1
votes

I've been struggling to migrate from twitter v1 to v1.1 in my iOS application. What I need to do is probably the simplest thing, pull a specific twitter user's last 5 tweets. With v1 I just used the open API, but with v1.1 I need to authenticate. I don't want to have to rely on the iPhone user to have the universal login setup, so I've been researching Application Only Authentication.

Does anyone have an example of how to implement this on iOS? I've been reading the twitter documentation here https://dev.twitter.com/docs/auth/application-only-auth and there aren't specific examples.

Thanks for the help.

2

2 Answers

3
votes

Check this library out

https://github.com/nst/STTwitter

One of the many methods the library has:

- (void)getUserTimelineWithScreenName:(NSString *)screenName
                         successBlock:(void(^)(NSArray *statuses))successBlock
                           errorBlock:(void(^)(NSError *error))errorBlock;

Oh, and it works with the new version of the API (1.1)

1
votes

The new Twitter APIs suck for a reason: they are actively discouraging any third-party apps.

At this point, the safe bet is probably just to use something similar to wget, a decent user agent, and --no-check-certificate ... if they wanted people to use the API, they shouldn't have yanked it out from under everyone.

wget --no-check-certificate https://twitter.com/zaphraud

Not sure what the iOS equivalent to wget is, but there doubtless is something.

Will return my last 5+ tweets and a bunch of HTML garbage that you will have to prune out. Once upon a time, the API was easy. But not any more!
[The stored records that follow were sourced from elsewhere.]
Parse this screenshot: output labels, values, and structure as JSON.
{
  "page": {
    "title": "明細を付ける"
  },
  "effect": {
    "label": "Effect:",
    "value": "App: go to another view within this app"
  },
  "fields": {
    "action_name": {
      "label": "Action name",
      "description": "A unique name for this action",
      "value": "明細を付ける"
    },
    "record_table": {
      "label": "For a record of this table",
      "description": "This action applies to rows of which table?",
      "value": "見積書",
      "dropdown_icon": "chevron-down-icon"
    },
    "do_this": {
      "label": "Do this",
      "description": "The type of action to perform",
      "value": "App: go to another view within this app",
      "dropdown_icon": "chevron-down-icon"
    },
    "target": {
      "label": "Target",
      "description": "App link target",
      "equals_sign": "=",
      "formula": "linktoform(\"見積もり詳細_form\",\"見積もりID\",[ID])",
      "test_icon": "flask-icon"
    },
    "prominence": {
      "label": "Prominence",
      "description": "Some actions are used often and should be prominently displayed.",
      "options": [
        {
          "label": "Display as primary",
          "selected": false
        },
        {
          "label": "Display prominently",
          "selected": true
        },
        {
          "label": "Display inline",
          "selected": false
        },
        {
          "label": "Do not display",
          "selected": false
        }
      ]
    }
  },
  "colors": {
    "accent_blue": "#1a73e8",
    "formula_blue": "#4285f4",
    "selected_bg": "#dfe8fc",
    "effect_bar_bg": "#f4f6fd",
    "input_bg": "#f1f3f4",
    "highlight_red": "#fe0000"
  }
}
Stripping HTML is probably easier than safely implementing cryptographic protocols according to an API designed to strongly discourage ANY third-party involvement in the first place (Twitter's new business plan). This is why third-party image hosts are having such difficulty with Twitter, Inc these days. Etc...

Twitter is breaking compatibility even with their OWN Twitter 3.x clients that are less than a year old. Are you ready to write code that will die in under a year due to bureaucratic whim?

Remember: If it can show on the screen, it can be scraped. You don't HAVE to do it THEIR way.